Myc can also be involved in gene repression. In some contexts, Myc interacts with different sets of proteins to turn genes off. For example, by associating with a protein called MIZ-1, Myc can suppress the expression of genes that inhibit cell cycle progression. This dual ability to both activate and repress genes allows Myc to orchestrate the changes required for proliferation.
Myc Dysregulation in Cancer Development
When the Myc signaling pathway becomes dysregulated, it transforms from a controlled proto-oncogene into a cancer-driving oncogene. In cancer, the mechanisms that keep Myc levels in check are broken, leading to constant and excessive activity. This sustained “on” state provides a relentless drive for cell proliferation, a defining characteristic of cancer.
One of the most well-known mechanisms of Myc dysregulation is chromosomal translocation. This occurs when a piece of one chromosome breaks off and attaches to another. In Burkitt’s lymphoma, a translocation moves the MYC gene from its normal location on chromosome 8 to a position near a highly active gene region on chromosome 14. This new location places MYC under the control of powerful genetic elements that drive its continuous expression, leading to abnormally high levels of the Myc protein.

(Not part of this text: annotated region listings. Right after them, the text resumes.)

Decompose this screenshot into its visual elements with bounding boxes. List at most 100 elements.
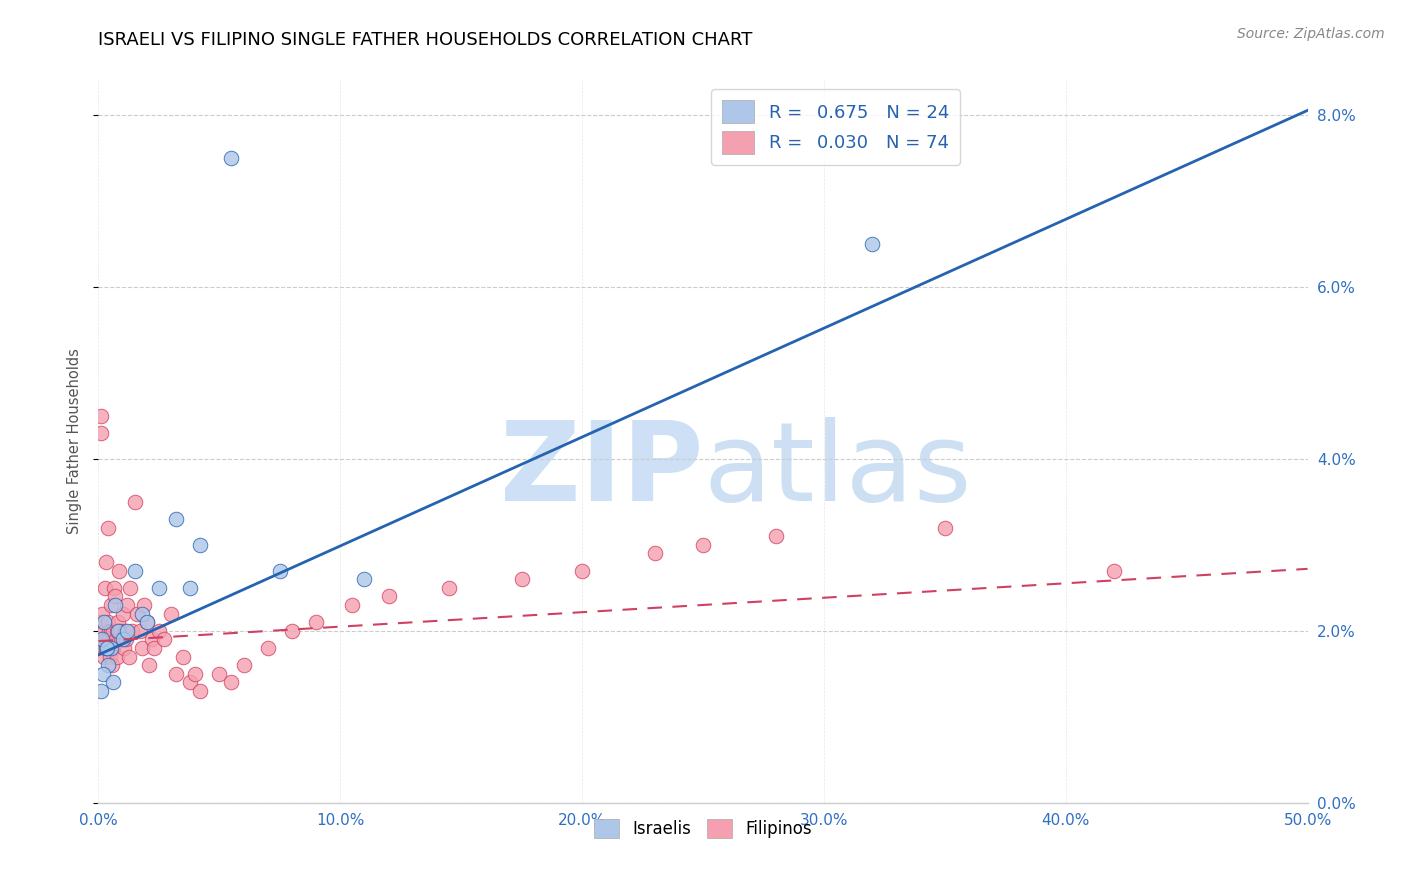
Point [152, 632, 174, 647]
Point [221, 151, 243, 165]
Point [90, 684, 112, 698]
Point [91, 607, 114, 621]
Point [90, 409, 112, 423]
Point [644, 546, 666, 560]
Point [128, 624, 150, 638]
Point [98, 649, 121, 664]
Text: ISRAELI VS FILIPINO SINGLE FATHER HOUSEHOLDS CORRELATION CHART: ISRAELI VS FILIPINO SINGLE FATHER HOUSEH… [98, 31, 752, 49]
Point [103, 581, 125, 595]
Point [188, 684, 211, 698]
Point [100, 624, 122, 638]
Point [377, 590, 399, 604]
Point [305, 615, 328, 630]
Point [184, 666, 207, 681]
Point [97, 624, 120, 638]
Point [100, 640, 122, 655]
Point [91, 666, 114, 681]
Point [692, 538, 714, 552]
Point [112, 640, 135, 655]
Point [221, 675, 243, 690]
Point [97, 520, 120, 534]
Point [342, 598, 364, 612]
Point [101, 658, 124, 673]
Point [97, 658, 120, 673]
Point [96, 632, 118, 647]
Point [188, 538, 211, 552]
Point [94, 555, 117, 569]
Point [143, 640, 166, 655]
Point [96, 640, 118, 655]
Point [118, 581, 141, 595]
Point [93, 615, 115, 630]
Point [148, 581, 170, 595]
Point [141, 632, 163, 647]
Point [90, 425, 112, 440]
Legend: Israelis, Filipinos: Israelis, Filipinos [586, 813, 820, 845]
Point [101, 624, 124, 638]
Point [121, 624, 143, 638]
Point [117, 598, 139, 612]
Point [172, 649, 194, 664]
Point [131, 640, 153, 655]
Point [97, 615, 120, 630]
Point [89, 637, 111, 651]
Point [1102, 564, 1125, 578]
Point [100, 598, 122, 612]
Point [165, 512, 187, 526]
Point [94, 581, 117, 595]
Point [208, 666, 231, 681]
Point [510, 572, 533, 586]
Point [107, 624, 129, 638]
Point [281, 624, 304, 638]
Point [94, 640, 117, 655]
Point [134, 598, 156, 612]
Point [110, 632, 132, 647]
Point [104, 632, 127, 647]
Point [91, 632, 114, 647]
Point [765, 529, 787, 543]
Point [269, 564, 291, 578]
Point [934, 520, 956, 534]
Point [89, 615, 111, 630]
Point [117, 624, 139, 638]
Point [860, 236, 883, 251]
Point [93, 649, 115, 664]
Text: atlas: atlas [703, 417, 972, 524]
Point [138, 658, 160, 673]
Point [131, 607, 153, 621]
Point [91, 640, 114, 655]
Point [115, 632, 138, 647]
Point [135, 615, 157, 630]
Point [103, 640, 125, 655]
Point [160, 607, 183, 621]
Point [124, 564, 146, 578]
Y-axis label: Single Father Households: Single Father Households [67, 349, 83, 534]
Point [96, 640, 118, 655]
Point [104, 598, 127, 612]
Point [118, 649, 141, 664]
Point [111, 607, 134, 621]
Point [98, 632, 121, 647]
Point [100, 640, 122, 655]
Point [179, 581, 201, 595]
Point [571, 564, 593, 578]
Point [127, 607, 149, 621]
Point [108, 624, 131, 638]
Point [107, 615, 129, 630]
Text: ZIP: ZIP [499, 417, 703, 524]
Point [105, 624, 128, 638]
Point [93, 624, 115, 638]
Point [108, 564, 131, 578]
Text: Source: ZipAtlas.com: Source: ZipAtlas.com [1237, 27, 1385, 41]
Point [111, 632, 134, 647]
Point [232, 658, 254, 673]
Point [353, 572, 375, 586]
Point [114, 624, 136, 638]
Point [437, 581, 460, 595]
Point [104, 590, 127, 604]
Point [256, 640, 278, 655]
Point [124, 494, 146, 508]
Point [165, 666, 187, 681]
Point [148, 624, 170, 638]
Point [135, 615, 157, 630]
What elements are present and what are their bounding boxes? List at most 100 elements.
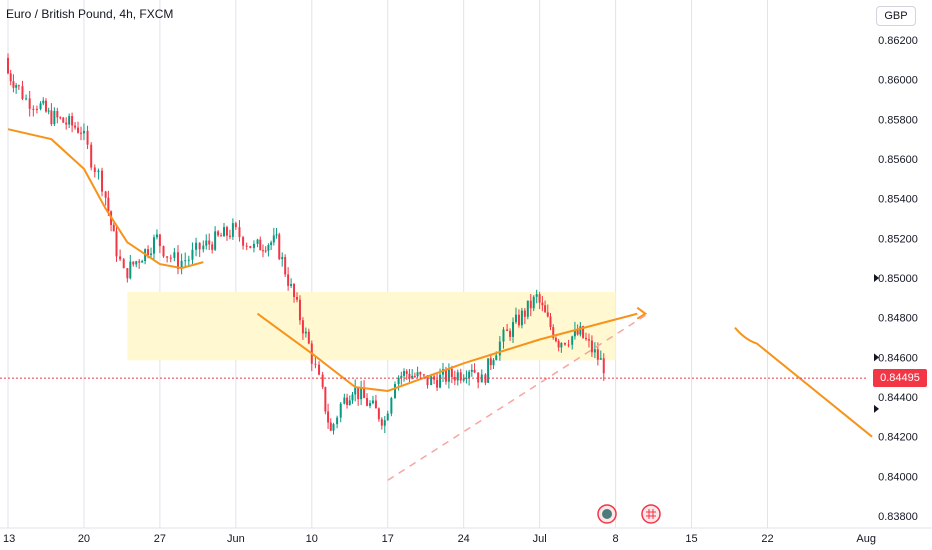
candle-body <box>261 250 264 252</box>
price-axis[interactable]: 0.86200 0.86000 0.85800 0.85600 0.85400 0.852… <box>878 35 918 523</box>
candle-body <box>336 417 339 425</box>
price-tick-label: 0.84800 <box>878 313 918 325</box>
candle-body <box>238 227 241 238</box>
candle-body <box>231 223 234 237</box>
time-tick-label: 15 <box>685 533 697 545</box>
candle-body <box>368 403 371 406</box>
candle-body <box>403 371 406 376</box>
candle-body <box>112 225 115 232</box>
candle-body <box>17 85 20 87</box>
candle-body <box>450 368 453 377</box>
candle-body <box>119 256 122 260</box>
candle-body <box>259 239 262 251</box>
candle-body <box>532 296 535 309</box>
candle-body <box>447 368 450 382</box>
candle-body <box>489 358 492 366</box>
candle-body <box>459 372 462 381</box>
candle-body <box>129 261 132 279</box>
candle-body <box>416 372 419 377</box>
candle-body <box>529 300 532 309</box>
candle-body <box>470 369 473 372</box>
candle-body <box>50 110 53 125</box>
candle-body <box>208 240 211 245</box>
candle-body <box>82 130 85 134</box>
candle-body <box>453 376 456 381</box>
candle-body <box>138 261 141 263</box>
candle-body <box>296 297 299 300</box>
candle-body <box>360 387 363 400</box>
candle-body <box>287 274 290 286</box>
moving-average-line[interactable] <box>7 128 204 270</box>
candle-body <box>217 231 220 236</box>
candle-body <box>585 337 588 340</box>
candle-body <box>284 257 287 275</box>
candle-body <box>256 239 259 244</box>
candle-body <box>225 227 228 236</box>
price-tick-label: 0.85200 <box>878 233 918 245</box>
currency-button[interactable]: GBP <box>876 6 916 26</box>
candle-body <box>552 327 555 338</box>
price-tick-label: 0.84600 <box>878 352 918 364</box>
candle-body <box>53 111 56 125</box>
candle-body <box>158 234 161 247</box>
alert-marker-icon <box>874 274 879 282</box>
event-icons <box>597 504 661 524</box>
candle-body <box>348 400 351 405</box>
candle-body <box>152 237 155 254</box>
candle-body <box>21 86 24 99</box>
candle-body <box>314 363 317 365</box>
candle-body <box>541 302 544 306</box>
candle-body <box>166 256 169 258</box>
holiday-flag-icon <box>641 504 661 524</box>
candle-body <box>187 259 190 261</box>
candle-body <box>290 283 293 286</box>
candle-body <box>62 117 65 123</box>
candle-body <box>371 400 374 404</box>
symbol-title: Euro / British Pound, 4h, FXCM <box>6 7 174 21</box>
time-tick-label: Jun <box>227 533 245 545</box>
candle-body <box>12 81 15 88</box>
time-axis[interactable]: 13 20 27 Jun 10 17 24 Jul 8 15 22 Aug <box>3 533 876 545</box>
candle-body <box>596 349 599 360</box>
candle-body <box>101 170 104 192</box>
candle-body <box>462 378 465 381</box>
falling-projection-line[interactable] <box>734 326 873 438</box>
candle-body <box>42 100 45 104</box>
candle-body <box>293 283 296 298</box>
candle-body <box>557 341 560 348</box>
time-tick-label: 27 <box>154 533 166 545</box>
candle-body <box>195 242 198 250</box>
candle-body <box>339 403 342 418</box>
candle-body <box>484 374 487 383</box>
candle-body <box>93 167 96 173</box>
candle-body <box>495 355 498 361</box>
candle-body <box>579 326 582 335</box>
price-tick-label: 0.84000 <box>878 471 918 483</box>
candle-body <box>107 197 110 212</box>
candle-body <box>567 344 570 346</box>
candle-body <box>169 257 172 259</box>
candle-body <box>436 379 439 388</box>
projected-path-arrow[interactable] <box>256 312 638 393</box>
candle-body <box>477 372 480 383</box>
candle-body <box>422 374 425 376</box>
candle-body <box>413 375 416 377</box>
candle-body <box>426 375 429 385</box>
grid <box>7 0 768 528</box>
candle-body <box>351 394 354 401</box>
candle-body <box>517 314 520 326</box>
candle-body <box>184 260 187 262</box>
candle-body <box>9 73 12 82</box>
candle-body <box>141 261 144 263</box>
candle-body <box>202 245 205 250</box>
candle-body <box>590 340 593 353</box>
candle-body <box>509 330 512 337</box>
candle-body <box>245 245 248 247</box>
time-tick-label: 22 <box>761 533 773 545</box>
time-tick-label: 20 <box>78 533 90 545</box>
candle-body <box>411 375 414 379</box>
time-tick-label: 24 <box>458 533 470 545</box>
candle-body <box>408 373 411 379</box>
candle-body <box>122 259 125 269</box>
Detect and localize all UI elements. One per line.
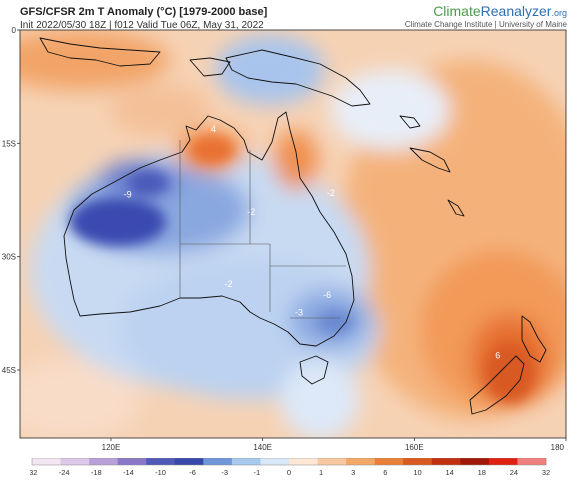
state-borders	[179, 140, 346, 319]
colorbar-swatch	[317, 458, 347, 465]
lat-tick-label: 30S	[2, 253, 16, 262]
anomaly-value-label: -2	[327, 188, 335, 198]
colorbar-label: 6	[383, 468, 387, 477]
colorbar-label: 32	[542, 468, 550, 477]
colorbar-swatch	[117, 458, 147, 465]
lon-tick-label: 120E	[102, 443, 121, 452]
lon-tick-label: 140E	[253, 443, 272, 452]
colorbar-label: -6	[189, 468, 196, 477]
longitude-axis: 120E 140E 160E 180	[102, 438, 567, 452]
map-frame	[19, 29, 567, 439]
anomaly-value-label: -3	[295, 308, 303, 318]
colorbar-swatch	[431, 458, 461, 465]
colorbar-label: 1	[319, 468, 323, 477]
brand-name: ClimateReanalyzer.org	[433, 3, 567, 19]
colorbar-label: -32	[30, 468, 37, 477]
colorbar-swatch	[60, 458, 90, 465]
lat-tick-label: 0	[12, 26, 17, 35]
colorbar-label: -14	[123, 468, 134, 477]
colorbar-swatch	[346, 458, 375, 465]
colorbar-swatch	[146, 458, 176, 465]
lat-tick-label: 15S	[2, 139, 16, 148]
latitude-axis: 0 15S 30S 45S	[2, 26, 20, 375]
colorbar-swatch	[289, 458, 318, 465]
colorbar-swatch	[231, 458, 261, 465]
colorbar-label: 14	[445, 468, 453, 477]
colorbar-label: 10	[413, 468, 421, 477]
colorbar-swatch	[374, 458, 404, 465]
colorbar-swatch	[488, 458, 518, 465]
anomaly-value-label: 4	[211, 124, 216, 134]
lat-tick-label: 45S	[2, 366, 16, 375]
brand-logo[interactable]: ClimateReanalyzer.org Climate Change Ins…	[405, 3, 567, 29]
anomaly-field	[20, 30, 566, 438]
colorbar-label: -1	[254, 468, 261, 477]
colorbar-swatch	[203, 458, 233, 465]
anomaly-labels: 4 -9 -2 -2 -2 -6 -3 6	[124, 124, 501, 361]
colorbar-label: 0	[287, 468, 291, 477]
colorbar-label: -24	[59, 468, 70, 477]
coastlines	[39, 37, 547, 415]
colorbar-swatch	[174, 458, 204, 465]
colorbar-label: -10	[155, 468, 166, 477]
lon-tick-label: 180	[551, 443, 565, 452]
colorbar-label: 18	[478, 468, 486, 477]
anomaly-value-label: -2	[225, 279, 233, 289]
anomaly-value-label: -9	[124, 190, 132, 200]
colorbar-swatches	[31, 458, 547, 466]
colorbar-swatch	[460, 458, 490, 465]
colorbar-swatch	[517, 458, 547, 465]
colorbar-label: -18	[91, 468, 102, 477]
anomaly-value-label: -6	[323, 290, 331, 300]
colorbar-swatch	[89, 458, 118, 465]
colorbar-label: -3	[221, 468, 228, 477]
anomaly-value-label: -2	[247, 207, 255, 217]
lon-tick-label: 160E	[405, 443, 424, 452]
map-subtitle: Init 2022/05/30 18Z | f012 Valid Tue 06Z…	[20, 20, 264, 31]
brand-institute: Climate Change Institute | University of…	[404, 20, 567, 29]
colorbar-label: 3	[351, 468, 355, 477]
colorbar-label: 24	[510, 468, 518, 477]
colorbar-swatch	[260, 458, 290, 465]
colorbar-swatch	[403, 458, 433, 465]
map-title: GFS/CFSR 2m T Anomaly (°C) [1979-2000 ba…	[20, 6, 268, 18]
anomaly-value-label: 6	[495, 351, 500, 361]
colorbar-swatch	[32, 458, 61, 465]
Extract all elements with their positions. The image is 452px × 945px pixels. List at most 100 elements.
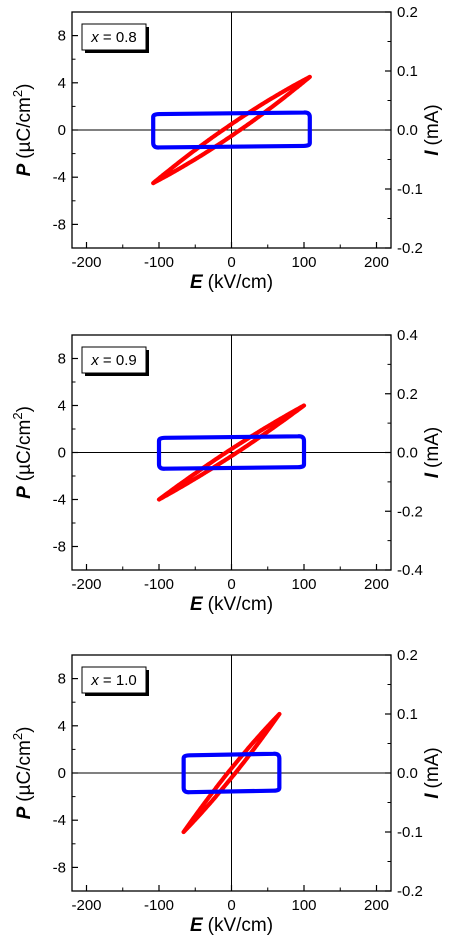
- y-axis-unit-close: ): [14, 727, 35, 733]
- legend-variable: x: [90, 29, 99, 46]
- y2-axis-symbol: I: [422, 150, 443, 156]
- y2-tick-label: 0.2: [397, 647, 418, 664]
- y-axis-label: P (µC/cm2): [10, 406, 35, 499]
- y-axis-unit: (µC/cm: [14, 97, 35, 159]
- y-tick-label: -8: [53, 859, 66, 876]
- x-tick-label: -200: [71, 576, 101, 593]
- x-tick-label: 0: [227, 897, 235, 914]
- y-tick-label: 0: [58, 122, 66, 139]
- legend-box: [81, 666, 147, 694]
- pe-loop-series: [181, 711, 282, 835]
- legend-equals: =: [99, 672, 116, 689]
- legend-label: x = 0.8: [90, 29, 136, 46]
- y2-tick-label: 0.0: [397, 445, 418, 462]
- x-axis-symbol: E: [190, 915, 204, 936]
- x-tick-label: 200: [364, 254, 389, 271]
- y-tick-label: 8: [58, 351, 66, 368]
- y-axis-unit: (µC/cm: [14, 420, 35, 482]
- x-axis-unit: (kV/cm): [208, 272, 273, 293]
- legend-value: 0.8: [116, 29, 137, 46]
- y-axis-unit: (µC/cm: [14, 740, 35, 802]
- y-tick-label: 8: [58, 28, 66, 45]
- y-tick-label: -8: [53, 539, 66, 556]
- y2-tick-label: 0.0: [397, 122, 418, 139]
- chart-panel-2: -200 -100 0 100 200 8 4 0 -4 -8 0.4 0.2 0.0 -0.2 -0.4 x…: [10, 327, 443, 615]
- y-axis-unit-superscript: 2: [10, 733, 25, 740]
- y2-tick-label: -0.4: [397, 562, 423, 579]
- x-axis-unit: (kV/cm): [208, 915, 273, 936]
- y2-axis-unit: (mA): [422, 747, 443, 788]
- x-tick-label: -200: [71, 254, 101, 271]
- legend-variable: x: [90, 352, 99, 369]
- legend-label: x = 1.0: [90, 672, 136, 689]
- y2-axis-unit: (mA): [422, 104, 443, 145]
- y-axis-unit-superscript: 2: [10, 90, 25, 97]
- y-axis-label: P (µC/cm2): [10, 727, 35, 820]
- y-tick-label: -4: [53, 812, 66, 829]
- x-tick-label: -100: [144, 576, 174, 593]
- y2-tick-label: 0.0: [397, 765, 418, 782]
- current-loop-series: [151, 110, 312, 150]
- y-tick-label: -4: [53, 492, 66, 509]
- y2-axis-symbol: I: [422, 472, 443, 478]
- y-tick-label: -4: [53, 169, 66, 186]
- x-axis-label: E (kV/cm): [190, 272, 273, 293]
- y-tick-label: 0: [58, 765, 66, 782]
- x-tick-label: -100: [144, 254, 174, 271]
- legend-equals: =: [99, 29, 116, 46]
- y-axis-unit-close: ): [14, 406, 35, 412]
- y2-axis-label: I (mA): [422, 104, 443, 155]
- y2-tick-label: 0.1: [397, 63, 418, 80]
- x-axis-label: E (kV/cm): [190, 915, 273, 936]
- chart-panel-1: -200 -100 0 100 200 8 4 0 -4 -8 0.2 0.1 0.0 -0.1 -0.2 x…: [10, 4, 443, 293]
- x-tick-label: 0: [227, 254, 235, 271]
- y-axis-symbol: P: [14, 163, 35, 176]
- y-tick-label: 4: [58, 718, 66, 735]
- x-axis-label: E (kV/cm): [190, 594, 273, 615]
- y-axis-unit-superscript: 2: [10, 412, 25, 419]
- x-axis-symbol: E: [190, 272, 204, 293]
- y-axis-symbol: P: [14, 806, 35, 819]
- pe-loop-series: [156, 403, 307, 502]
- y-tick-label: -8: [53, 216, 66, 233]
- legend-box: [81, 346, 147, 374]
- y-axis-label: P (µC/cm2): [10, 84, 35, 177]
- legend-value: 1.0: [116, 672, 137, 689]
- y2-tick-label: 0.2: [397, 4, 418, 21]
- y2-tick-label: 0.4: [397, 327, 418, 344]
- y-axis-symbol: P: [14, 486, 35, 499]
- y2-tick-label: -0.2: [397, 240, 423, 257]
- y2-tick-label: -0.1: [397, 181, 423, 198]
- x-tick-label: -200: [71, 897, 101, 914]
- legend-value: 0.9: [116, 352, 137, 369]
- y2-axis-unit: (mA): [422, 427, 443, 468]
- x-tick-label: 100: [291, 897, 316, 914]
- legend-equals: =: [99, 352, 116, 369]
- y2-axis-label: I (mA): [422, 427, 443, 478]
- current-loop-series: [156, 434, 307, 471]
- chart-panel-3: -200 -100 0 100 200 8 4 0 -4 -8 0.2 0.1 0.0 -0.1 -0.2 x…: [10, 647, 443, 936]
- legend-box: [81, 23, 147, 51]
- x-tick-label: 200: [364, 897, 389, 914]
- x-tick-label: 200: [364, 576, 389, 593]
- x-axis-unit: (kV/cm): [208, 594, 273, 615]
- y2-axis-label: I (mA): [422, 747, 443, 798]
- y2-tick-label: -0.2: [397, 503, 423, 520]
- y-axis-unit-close: ): [14, 84, 35, 90]
- x-axis-symbol: E: [190, 594, 204, 615]
- current-loop-series: [181, 751, 282, 795]
- x-tick-label: 100: [291, 576, 316, 593]
- y2-tick-label: 0.2: [397, 386, 418, 403]
- x-tick-label: 100: [291, 254, 316, 271]
- x-tick-label: -100: [144, 897, 174, 914]
- y2-axis-symbol: I: [422, 793, 443, 799]
- pe-loop-series: [151, 74, 312, 186]
- y-tick-label: 4: [58, 398, 66, 415]
- legend-label: x = 0.9: [90, 352, 136, 369]
- y-tick-label: 4: [58, 75, 66, 92]
- y-tick-label: 0: [58, 445, 66, 462]
- y2-tick-label: -0.1: [397, 824, 423, 841]
- x-tick-label: 0: [227, 576, 235, 593]
- y2-tick-label: -0.2: [397, 883, 423, 900]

Another common mechanism is gene amplification. In this scenario, a segment of a chromosome containing the MYC gene is duplicated multiple times, resulting in many extra copies of the gene within the cancer cell. This amplification is frequently observed in neuroblastomas and certain types of lung and breast cancers. With more copies of the gene available, the cell produces a correspondingly larger amount of Myc protein, fueling uncontrolled growth.
Mutations within the MYC gene itself can also lead to its dysregulation. Certain mutations can alter the structure of the Myc protein, making it more stable and resistant to normal cellular degradation. This increased stability means the protein persists in the cell for longer, continuously promoting proliferation even without normal growth signals.
Therapeutic Strategies Targeting Myc
For many years, Myc was considered an “undruggable” target in cancer therapy. This is due to its structure, which lacks the defined pockets that traditional small-molecule drugs are designed to inhibit. The Myc protein functions through protein-protein interactions and by binding to DNA, which are challenging interfaces to disrupt with drugs.
Given the difficulties of targeting Myc directly, research has focused on indirect strategies. One approach is to disrupt the partnership between Myc and its binding partner, MAX. Since the Myc-MAX dimer is the functional unit that binds to DNA, preventing this interaction could neutralize Myc’s ability to regulate genes. Researchers are developing small molecules that interfere with the formation of this complex.
Another strategy involves targeting the cellular machinery that Myc relies on to function. For instance, BET bromodomain inhibitors are a class of drugs that inhibit proteins that help “read” the genes that Myc turns on. By blocking these reader proteins, BET inhibitors can prevent the downstream effects of Myc activation. This works even when the Myc protein itself is overexpressed.
Scientists are also exploring ways to inhibit cellular processes that are uniquely stressed by high Myc activity. Cancer cells with overactive Myc are often under significant metabolic and replicative stress, making them more vulnerable to drugs that target these pathways. By exploiting these vulnerabilities, it may be possible to selectively eliminate Myc-driven cancer cells while sparing healthy tissues.